Bin Fan, Yuchao Dai, Zhiyuan Zhang, Ke Wang

School of Electronics and Information, Northwestern Polytechnical University, Xi'an, China

Abstract

Most modern consumer-grade cameras are equipped with an electronic rolling shutter (RS), leading to image distortions when the camera moves during image acquisition. We explore the first structure and motion estimation problem of a dynamic generalized RS stereo camera. Such a general configuration is commonplace in robots and autonomous driving applications. We propose a tractable RS stereo differential structure from motion (SfM) algorithm, taking into account the RS effect during consecutive imaging, which effectively compensates for the RS-stereo image distortion by a linear scaling operation on each optical flow. We further propose embedding the cheirality into RANSAC and develop a robust RS-stereo-aware full-motion estimation framework. We demonstrate that the RS stereo motion and depth map refined by our non-linear optimization schemes within the maximum likelihood criterion can be used for image correction to recover high-quality global shutter (GS) stereo images. Moreover, using the proposed generalized RS stereo differential SfM pipeline, the corrected images produce an accurate 3D scene structure as the ground-truth structure. Extensive experiments on both synthetic and real RS stereo data demonstrate the effectiveness of our model and method in various configurations.

Contribution

We develop a simple and flexible generalized RS stereo differential SfM algorithm over two consecutive frames, and propose imposing the cheirality to reach a robust RANSAC-based RS stereo motion estimation pipeline.
We propose two effective and efficient RS-stereo non-linear optimization techniques based on the maximum likelihood criterion to refine the camera relative pose.
We advance an RS-stereo image correction method to remove the inaccuracies induced by the RS effect, which can produce an accurate 3D scene geometry as the ground-truth.
The proposed model and method are universal and tractable. It neither forces identical specifications of the RS stereo rig nor requires strict time synchronization and scanline alignment between left and right RS cameras.
Extensive experiments on both simulated data and synthetic RS stereo images show the effectiveness and robustness of our proposed method.

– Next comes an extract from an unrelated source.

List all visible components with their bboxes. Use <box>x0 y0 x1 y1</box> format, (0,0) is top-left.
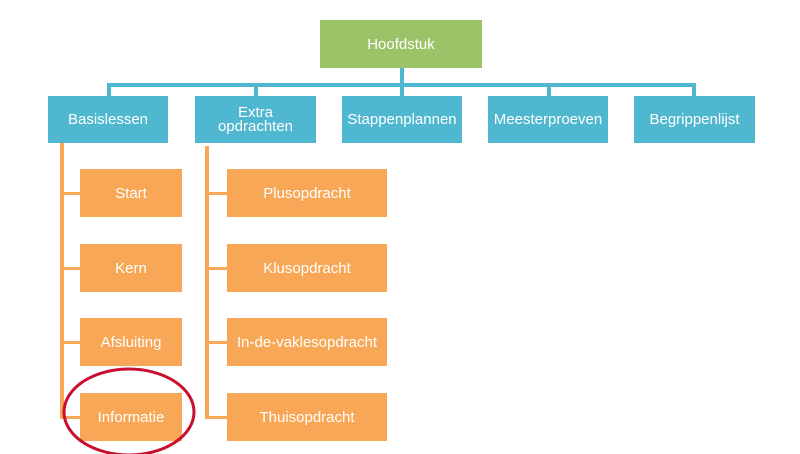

Illustration of the generalized RS stereo configuration

Illustration of the exposure, readout, idle, and delay mechanisms of the generalized RS stereo camera across two consecutive frames. The sensor is exposed and read out row by row at a constant speed. Assuming the camera exposure is instantaneous, the frame time $\tau_i$ includes readout time $\tau^a_i$ and idle time $\tau^b_i$ in the single RS camera $i=l,r$. Moreover, there is a calibrated delay time $\tau^d$ between the exposure start times of left and right cameras.

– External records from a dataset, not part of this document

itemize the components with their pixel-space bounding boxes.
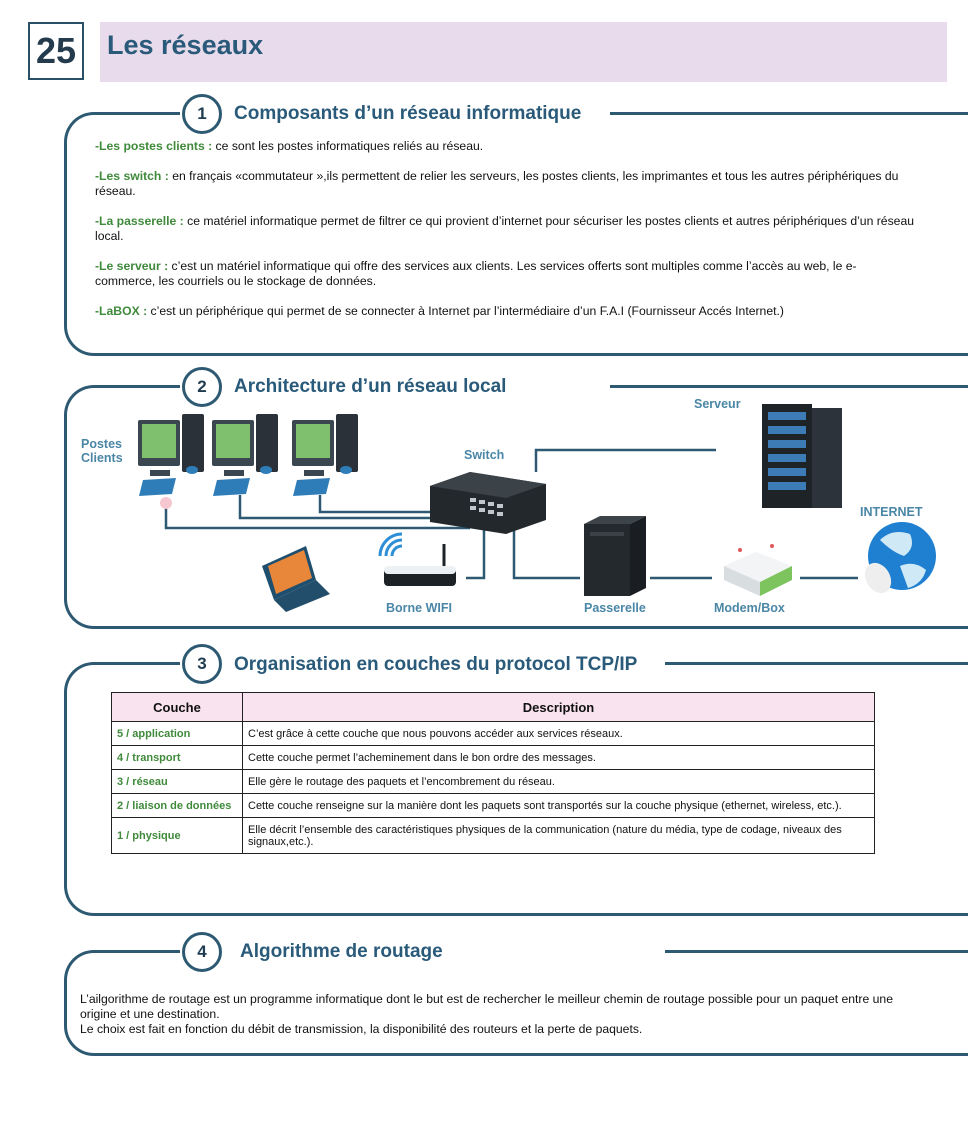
- section-1-title: Composants d’un réseau informatique: [228, 103, 588, 125]
- routing-paragraph-2: Le choix est fait en fonction du débit d…: [80, 1022, 643, 1036]
- title-band: [100, 22, 947, 82]
- item-postes-clients: -Les postes clients : ce sont les postes…: [95, 139, 484, 153]
- layer-description: Elle gère le routage des paquets et l’en…: [242, 769, 875, 794]
- item-switch: -Les switch : en français «commutateur »…: [95, 169, 899, 198]
- network-diagram: [138, 404, 936, 612]
- server-rack-icon: [762, 404, 842, 508]
- layer-description: C’est grâce à cette couche que nous pouv…: [242, 721, 875, 746]
- section-1-content: -Les postes clients : ce sont les postes…: [95, 139, 915, 319]
- section-4-content: L’ailgorithme de routage est un programm…: [80, 992, 910, 1037]
- gateway-tower-icon: [584, 516, 646, 596]
- table-row: 2 / liaison de données Cette couche rens…: [111, 793, 875, 818]
- table-row: 3 / réseau Elle gère le routage des paqu…: [111, 769, 875, 794]
- label-borne-wifi: Borne WIFI: [386, 601, 452, 615]
- layer-name: 3 / réseau: [111, 769, 243, 794]
- layer-description: Elle décrit l’ensemble des caractéristiq…: [242, 817, 875, 854]
- item-passerelle: -La passerelle : ce matériel informatiqu…: [95, 214, 915, 243]
- layer-name: 5 / application: [111, 721, 243, 746]
- section-4-number: 4: [182, 932, 222, 972]
- label-postes-clients: Postes Clients: [81, 437, 123, 465]
- internet-globe-icon: [864, 522, 936, 594]
- label-switch: Switch: [464, 448, 505, 462]
- section-4-title: Algorithme de routage: [234, 941, 449, 963]
- label-modem-box: Modem/Box: [714, 601, 785, 615]
- item-serveur: -Le serveur : c’est un matériel informat…: [95, 259, 857, 288]
- layer-description: Cette couche renseigne sur la manière do…: [242, 793, 875, 818]
- switch-icon: [430, 472, 546, 534]
- label-serveur: Serveur: [694, 397, 741, 411]
- section-3-number: 3: [182, 644, 222, 684]
- table-row: 4 / transport Cette couche permet l’ache…: [111, 745, 875, 770]
- client-workstation-icon: [138, 414, 204, 509]
- table-header-row: Couche Description: [111, 692, 875, 722]
- header-description: Description: [242, 692, 875, 722]
- client-workstation-icon: [292, 414, 358, 496]
- label-internet: INTERNET: [860, 505, 923, 519]
- wifi-router-icon: [378, 532, 456, 586]
- section-2-title: Architecture d’un réseau local: [228, 376, 513, 398]
- section-2-number: 2: [182, 367, 222, 407]
- page-title: Les réseaux: [107, 30, 264, 60]
- layer-description: Cette couche permet l’acheminement dans …: [242, 745, 875, 770]
- layer-name: 4 / transport: [111, 745, 243, 770]
- section-1-number: 1: [182, 94, 222, 134]
- laptop-icon: [262, 546, 330, 612]
- tcpip-layers-table: Couche Description 5 / application C’est…: [111, 692, 875, 854]
- routing-paragraph-1: L’ailgorithme de routage est un programm…: [80, 992, 893, 1021]
- table-row: 1 / physique Elle décrit l’ensemble des …: [111, 817, 875, 854]
- modem-box-icon: [724, 544, 792, 596]
- section-3-title: Organisation en couches du protocol TCP/…: [228, 654, 644, 676]
- page-number: 25: [28, 22, 84, 80]
- item-labox: -LaBOX : c’est un périphérique qui perme…: [95, 304, 784, 318]
- label-passerelle: Passerelle: [584, 601, 646, 615]
- layer-name: 1 / physique: [111, 817, 243, 854]
- client-workstation-icon: [212, 414, 278, 496]
- table-row: 5 / application C’est grâce à cette couc…: [111, 721, 875, 746]
- header-couche: Couche: [111, 692, 243, 722]
- layer-name: 2 / liaison de données: [111, 793, 243, 818]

Overview of our generalized RS-stereo differential SfM and image correction pipeline

From two consecutive general RS stereo images (a), we establish a generalized RS stereo model to robustly recover the RS stereo motion (b) and the 3D scene structure (c), and then achieve high-quality RS stereo correction (d), in which the red tilted poles in the foreground are repaired. Note that we are only showing an example for standard RS stereo images here.

Quantitative comparison

Quantitative evaluation for generalized RS stereo configuration under various settings: (a) varying the image resolution of the right RS camera, (b) varying the FPS of the right RS camera, (c) varying the exposure delay time of the right RS camera, (d) randomly varying the image resolution, FOV, and readout time ratio of the right RS camera separately.

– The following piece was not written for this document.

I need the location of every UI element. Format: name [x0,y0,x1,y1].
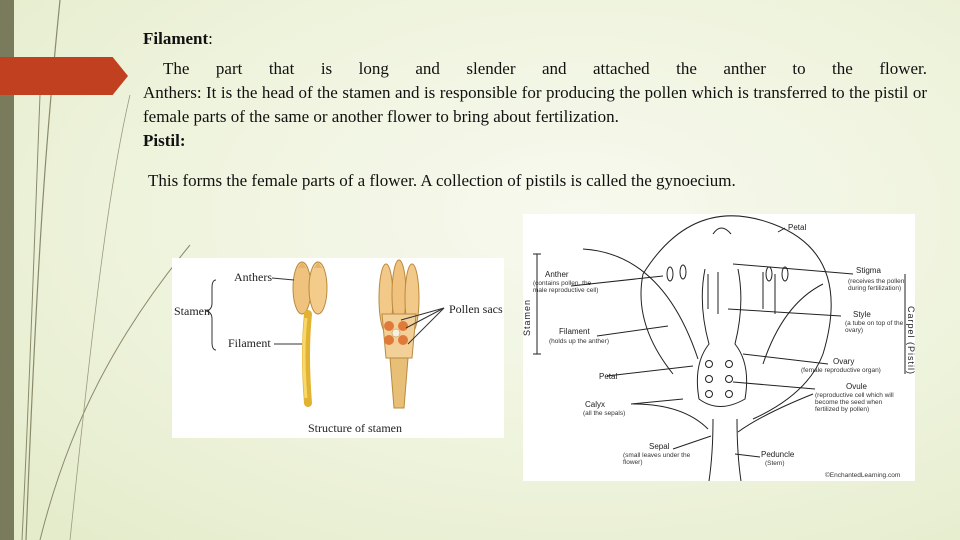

Qualitative comparison on synthetic data

Qualitative results on synthetic data with various RS stereo configurations. In the first two columns, we show both left and right RS images to illustrate the generality of our RS stereo configuration. The last two columns represent the residual images, i.e., the absolute difference between the original or corrected RS image and the ground-truth GS image. From top to bottom: (a) Standard RS stereo camera with the same orientation. (b) RS stereo camera with a vertical orientation. (c) RS stereo camera with opposite orientation. (d) The right camera has a higher frame rate of 60Hz. (e) The right camera delays exposure by 1/60 seconds. (f) The right camera has a larger image resolution of 1200$\times$1200. It demonstrates that our method has excellent performances for varying setups in removing RS distortion and estimating RS depth maps, showing as darker residual images in the last column. Images have been scaled for visualization.

Qualitative results on real data

Qualitative results on real data collected by a UAV. Our method is effective to reconstruct the accurate 3D structure and remove the undesired RS distortion for the generalized RS stereo configuration in practice.